Le tout nouveau magasin ouvert par Monoprix à Paris, rue de Marseille dans le 10e arrondissement, revendique lui aussi de « devenir un acteur de la vie de quartier ». Parmi les nouveaux services proposés : « Je m’appelle reviens ». Un service de prêt d’objets gratuit. Les clients peuvent ainsi emprunter gratuitement pendant 48h un appareil à raclette, une imprimante, une glacière, un vélo cargo, etc. Et si le magasin est hyper connecté, il veut également remettre au goût du jour la carte de fidélité papier : dès cinq tampons obtenus pour l’achat d’un café, le sixième est offert.

3Des liens toujours plus étroits avec les réseaux sociaux

C’est peut-être l’une des initiatives les plus étonnantes, et parmi les plus symptomatiques, de l’année : l’enseigne Don’t Call Me Jennyfer a installé dans son magasin des 4 Temps à La Défense une cabine d’essayage TikTok géante. « Elle permet aux clientes de réaliser, seules ou en groupe, des chorégraphies sur le réseau social de partage de vidéos », décrit LSA. Les ados que cible la marque trouvent dans cette cabine un système d’éclairage professionnel, un « ring light », au centre duquel s’accroche le smartphone pour réaliser la vidéo. Pour l’enseigne, c’est un moyen de gagner en proximité avec ses clientes fans de TikTok, l’application la plus téléchargée du moment. C’est aussi un levier pour gagner en visibilité sur ce réseau social, les jeunes consommatrices étant incitées à utiliser le tag DCM Jennyfer en publiant leur vidéo.

D’autres initiatives de ce type essaiment, faisant des magasins des plateformes de diffusion de contenus. Mango a ouvert au printemps à Barcelone un magasin Mango Teen intégrant un « TikTok Stage », un espace spécialement conçu pour faire des selfies et se filmer en train d’exécuter des scénographies. La Fnac a décidé de consacrer un espace de son magasin des Ternes à Paris à un studio d’enregistrement pour réaliser des séances de livestream shopping. « Les magasins deviennent des médias », résume dans l’interview qu’elle nous a accordée Laetitia Faure, fondatrice du bureau de tendances Urban Sublime.

Sans encore aller jusque-là, Monoprix veut doter chaque nouveau Monop’ d’un compte Instagram dédié pour garder le contact avec ses clients entre deux visites.  

4Répondre aux nouveaux modes de consommation

Les consommateurs n’attendent plus uniquement de trouver des produits neufs dans les magasins. Même les temples de la consommation que sont les grands magasins ont saisi la tendance et se mettent à la seconde main. Les Galeries Lafayette et le Printemps viennent ainsi d’ouvrir à Paris des espaces de plusieurs centaines de m2 dédiés aux vêtements d’occasion. « Les études montrent qu’à l’horizon 2030, les millennials et les enfants de la génération Z pourraient réaliser 70 % de leurs achats de vêtements en seconde main », indique dans Les Échos Karen Vernet, Directrice de l’offre du groupe Printemps.
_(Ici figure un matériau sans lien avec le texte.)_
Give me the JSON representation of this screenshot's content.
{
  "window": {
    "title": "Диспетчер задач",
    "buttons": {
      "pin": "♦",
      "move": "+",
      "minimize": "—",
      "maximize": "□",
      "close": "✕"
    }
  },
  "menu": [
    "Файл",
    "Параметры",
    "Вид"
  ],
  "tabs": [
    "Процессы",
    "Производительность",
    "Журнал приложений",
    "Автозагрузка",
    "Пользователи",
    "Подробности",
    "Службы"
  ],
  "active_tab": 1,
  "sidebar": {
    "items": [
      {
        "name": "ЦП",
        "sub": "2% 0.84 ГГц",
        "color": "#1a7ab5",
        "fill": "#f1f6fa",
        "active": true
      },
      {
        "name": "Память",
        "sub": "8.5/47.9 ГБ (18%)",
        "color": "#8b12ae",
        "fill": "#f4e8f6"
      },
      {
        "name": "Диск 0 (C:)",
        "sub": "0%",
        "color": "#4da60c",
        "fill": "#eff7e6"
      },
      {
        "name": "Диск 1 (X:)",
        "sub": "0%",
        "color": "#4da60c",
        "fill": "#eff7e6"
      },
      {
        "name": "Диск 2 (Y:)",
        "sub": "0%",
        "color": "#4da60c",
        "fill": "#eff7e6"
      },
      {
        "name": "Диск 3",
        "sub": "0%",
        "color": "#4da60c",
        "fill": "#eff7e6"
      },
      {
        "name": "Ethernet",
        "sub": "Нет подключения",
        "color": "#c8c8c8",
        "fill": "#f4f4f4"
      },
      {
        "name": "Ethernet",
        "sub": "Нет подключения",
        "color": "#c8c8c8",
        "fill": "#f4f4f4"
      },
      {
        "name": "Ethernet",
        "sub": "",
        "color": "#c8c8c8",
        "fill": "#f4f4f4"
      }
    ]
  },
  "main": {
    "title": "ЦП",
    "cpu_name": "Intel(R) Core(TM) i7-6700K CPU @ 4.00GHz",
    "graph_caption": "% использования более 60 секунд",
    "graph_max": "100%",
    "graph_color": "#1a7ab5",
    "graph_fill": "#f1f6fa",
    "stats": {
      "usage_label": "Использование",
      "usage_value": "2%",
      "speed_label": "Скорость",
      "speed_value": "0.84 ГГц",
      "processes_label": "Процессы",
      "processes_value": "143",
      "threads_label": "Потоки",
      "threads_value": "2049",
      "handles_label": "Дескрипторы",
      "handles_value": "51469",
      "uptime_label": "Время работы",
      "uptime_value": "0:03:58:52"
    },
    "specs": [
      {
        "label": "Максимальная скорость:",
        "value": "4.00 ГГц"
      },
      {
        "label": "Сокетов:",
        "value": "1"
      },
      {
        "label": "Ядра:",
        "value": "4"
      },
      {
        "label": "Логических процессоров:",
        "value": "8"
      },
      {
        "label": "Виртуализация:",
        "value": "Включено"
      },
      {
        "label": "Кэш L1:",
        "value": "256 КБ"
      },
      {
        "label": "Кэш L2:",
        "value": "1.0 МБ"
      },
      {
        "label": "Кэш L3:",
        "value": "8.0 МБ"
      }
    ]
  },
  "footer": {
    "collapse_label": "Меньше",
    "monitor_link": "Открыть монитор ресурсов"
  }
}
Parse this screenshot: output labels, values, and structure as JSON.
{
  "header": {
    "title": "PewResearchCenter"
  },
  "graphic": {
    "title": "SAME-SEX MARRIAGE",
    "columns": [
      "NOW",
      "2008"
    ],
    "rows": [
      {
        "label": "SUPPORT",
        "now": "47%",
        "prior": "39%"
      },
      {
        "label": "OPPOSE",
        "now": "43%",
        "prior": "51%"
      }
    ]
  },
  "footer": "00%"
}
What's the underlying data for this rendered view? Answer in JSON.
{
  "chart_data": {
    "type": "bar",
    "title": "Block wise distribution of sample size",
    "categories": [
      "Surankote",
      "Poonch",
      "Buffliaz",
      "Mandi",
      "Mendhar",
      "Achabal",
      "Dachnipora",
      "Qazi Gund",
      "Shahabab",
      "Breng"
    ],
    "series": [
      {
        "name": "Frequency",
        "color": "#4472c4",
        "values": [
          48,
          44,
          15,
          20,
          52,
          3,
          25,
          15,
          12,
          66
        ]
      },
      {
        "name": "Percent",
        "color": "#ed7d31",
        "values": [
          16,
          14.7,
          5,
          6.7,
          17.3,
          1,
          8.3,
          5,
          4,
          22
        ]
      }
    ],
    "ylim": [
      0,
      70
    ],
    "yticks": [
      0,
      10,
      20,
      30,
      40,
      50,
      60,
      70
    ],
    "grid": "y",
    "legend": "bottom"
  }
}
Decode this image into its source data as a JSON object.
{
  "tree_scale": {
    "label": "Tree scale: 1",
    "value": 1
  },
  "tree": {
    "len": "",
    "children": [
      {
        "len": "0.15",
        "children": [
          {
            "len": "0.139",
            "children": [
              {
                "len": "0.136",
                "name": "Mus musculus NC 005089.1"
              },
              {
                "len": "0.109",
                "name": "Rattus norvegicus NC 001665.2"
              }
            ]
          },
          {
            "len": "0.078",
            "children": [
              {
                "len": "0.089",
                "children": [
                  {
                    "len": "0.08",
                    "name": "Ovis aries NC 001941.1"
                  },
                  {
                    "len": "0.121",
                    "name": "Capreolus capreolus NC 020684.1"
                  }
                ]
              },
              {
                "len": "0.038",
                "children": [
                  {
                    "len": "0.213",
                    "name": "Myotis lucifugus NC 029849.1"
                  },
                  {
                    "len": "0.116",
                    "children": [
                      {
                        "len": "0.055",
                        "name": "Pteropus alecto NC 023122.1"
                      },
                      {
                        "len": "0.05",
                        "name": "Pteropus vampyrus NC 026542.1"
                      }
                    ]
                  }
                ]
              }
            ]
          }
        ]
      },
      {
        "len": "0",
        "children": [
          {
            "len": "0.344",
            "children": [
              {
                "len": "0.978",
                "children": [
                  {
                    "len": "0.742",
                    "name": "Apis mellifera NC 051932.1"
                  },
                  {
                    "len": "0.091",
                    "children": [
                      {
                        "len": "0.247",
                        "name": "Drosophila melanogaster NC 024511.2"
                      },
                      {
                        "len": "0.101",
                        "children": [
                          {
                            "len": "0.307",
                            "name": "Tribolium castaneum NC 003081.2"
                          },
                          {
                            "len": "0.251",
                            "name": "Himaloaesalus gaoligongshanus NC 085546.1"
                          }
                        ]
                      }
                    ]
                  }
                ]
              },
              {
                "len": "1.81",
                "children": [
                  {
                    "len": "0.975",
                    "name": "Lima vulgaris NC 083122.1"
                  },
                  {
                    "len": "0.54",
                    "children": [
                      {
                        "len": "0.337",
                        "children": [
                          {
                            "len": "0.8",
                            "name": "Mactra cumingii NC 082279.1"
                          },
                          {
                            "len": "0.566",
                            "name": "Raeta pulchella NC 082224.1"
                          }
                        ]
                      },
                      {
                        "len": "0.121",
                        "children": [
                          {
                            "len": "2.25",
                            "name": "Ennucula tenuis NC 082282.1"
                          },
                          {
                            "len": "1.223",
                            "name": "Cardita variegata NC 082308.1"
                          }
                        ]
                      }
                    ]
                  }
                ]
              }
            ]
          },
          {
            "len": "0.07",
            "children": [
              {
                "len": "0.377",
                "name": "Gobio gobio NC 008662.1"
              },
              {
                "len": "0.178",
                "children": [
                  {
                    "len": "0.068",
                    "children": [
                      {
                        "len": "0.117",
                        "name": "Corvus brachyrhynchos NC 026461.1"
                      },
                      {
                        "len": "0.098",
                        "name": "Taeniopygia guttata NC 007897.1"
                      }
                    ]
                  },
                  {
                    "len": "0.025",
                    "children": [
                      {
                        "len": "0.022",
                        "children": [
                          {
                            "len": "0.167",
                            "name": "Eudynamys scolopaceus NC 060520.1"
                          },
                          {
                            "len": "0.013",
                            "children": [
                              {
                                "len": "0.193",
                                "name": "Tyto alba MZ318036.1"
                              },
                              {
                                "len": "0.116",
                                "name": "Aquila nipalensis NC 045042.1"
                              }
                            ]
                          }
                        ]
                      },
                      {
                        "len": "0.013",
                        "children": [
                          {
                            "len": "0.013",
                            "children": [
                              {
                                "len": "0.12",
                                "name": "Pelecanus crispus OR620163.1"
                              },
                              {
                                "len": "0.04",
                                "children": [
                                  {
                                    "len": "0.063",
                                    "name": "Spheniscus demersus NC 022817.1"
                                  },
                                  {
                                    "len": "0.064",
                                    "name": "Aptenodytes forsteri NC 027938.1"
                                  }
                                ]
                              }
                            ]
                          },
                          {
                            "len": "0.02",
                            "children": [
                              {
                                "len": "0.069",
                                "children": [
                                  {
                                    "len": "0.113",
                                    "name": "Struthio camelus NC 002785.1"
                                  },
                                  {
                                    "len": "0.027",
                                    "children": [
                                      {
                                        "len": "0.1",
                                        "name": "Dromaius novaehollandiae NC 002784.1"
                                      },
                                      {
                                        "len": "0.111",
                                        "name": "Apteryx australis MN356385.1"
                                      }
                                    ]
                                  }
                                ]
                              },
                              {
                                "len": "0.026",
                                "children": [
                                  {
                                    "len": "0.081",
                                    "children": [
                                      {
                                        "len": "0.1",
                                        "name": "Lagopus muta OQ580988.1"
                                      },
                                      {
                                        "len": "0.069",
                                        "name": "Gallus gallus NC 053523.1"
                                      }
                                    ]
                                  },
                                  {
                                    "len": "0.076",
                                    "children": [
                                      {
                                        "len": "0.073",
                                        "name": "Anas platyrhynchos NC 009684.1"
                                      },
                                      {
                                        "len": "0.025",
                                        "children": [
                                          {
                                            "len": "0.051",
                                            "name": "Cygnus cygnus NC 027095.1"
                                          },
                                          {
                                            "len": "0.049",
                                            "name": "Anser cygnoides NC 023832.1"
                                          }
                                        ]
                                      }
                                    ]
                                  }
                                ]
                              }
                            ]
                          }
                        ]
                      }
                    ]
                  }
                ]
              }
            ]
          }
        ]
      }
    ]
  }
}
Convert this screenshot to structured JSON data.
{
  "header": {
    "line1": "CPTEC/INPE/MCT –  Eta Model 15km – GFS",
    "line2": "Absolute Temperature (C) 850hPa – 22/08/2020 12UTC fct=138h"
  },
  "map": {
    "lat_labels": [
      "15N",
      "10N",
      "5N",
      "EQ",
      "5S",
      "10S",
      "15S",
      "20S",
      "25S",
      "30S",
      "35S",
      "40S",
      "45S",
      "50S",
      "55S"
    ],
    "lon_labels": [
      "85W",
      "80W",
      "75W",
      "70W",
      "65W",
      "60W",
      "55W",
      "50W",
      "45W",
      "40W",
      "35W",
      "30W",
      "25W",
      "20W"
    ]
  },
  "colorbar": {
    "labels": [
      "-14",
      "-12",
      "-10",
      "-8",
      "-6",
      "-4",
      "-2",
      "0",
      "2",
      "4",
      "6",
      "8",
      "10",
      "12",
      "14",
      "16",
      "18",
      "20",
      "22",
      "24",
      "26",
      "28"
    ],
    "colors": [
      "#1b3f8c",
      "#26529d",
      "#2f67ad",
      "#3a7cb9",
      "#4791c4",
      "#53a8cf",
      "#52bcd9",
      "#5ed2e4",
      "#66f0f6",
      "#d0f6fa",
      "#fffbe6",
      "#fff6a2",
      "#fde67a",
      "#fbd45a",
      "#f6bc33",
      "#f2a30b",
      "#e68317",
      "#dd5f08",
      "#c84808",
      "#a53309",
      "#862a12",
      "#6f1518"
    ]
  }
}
S’inscrivant dans une logique d’économie circulaire, les grands magasins ne font pas que vendre des vêtements d’occasion : ils rachètent aussi les articles que leur apportent les clients, payés en bons d’achat à utiliser dans le magasin.

Aucun univers n’échappe au phénomène. La circularité devient un levier pour faire revenir en magasin. Fnac-Darty a nommé l’an dernier une directrice « Seconde Vie », Katell Bergot. Pour l’instant, le groupe ne vend qu’en ligne les produits d’occasion « mais l’objectif à court terme est de faire un test en magasin », explique-t-elle à LSA. C’est déjà une réalité chez Decathlon : d’après Business Insider, 85 % des magasins de l’enseigne en France proposent désormais des produits d’occasion dans leurs rayons, avec l’objectif d’atteindre les 100 %. Les articles de seconde main sont soit proposés dans des corners dédiés, soit exposés aux côtés des produits neufs, simplement différenciés par une étiquette. Et comme les produits sortis d’usine, ils sont garantis deux ans, avec les mêmes possibilités d’échange ou de remboursement.

Decathlon imagine maintenant l’étape d’après : proposer ses produits en location. Après un test lancé en Belgique l’an dernier dans six magasins, permettant de louer la quasi-totalité de ses références, c’est au tour de cinq Decathlon de Lyon de mener l’expérimentation. Vélos, paddles, kayaks ou encore matériel de camping sont disponibles à la location de un à quinze jours. Le service a été monté avec Lokki, une startup créée en Isère.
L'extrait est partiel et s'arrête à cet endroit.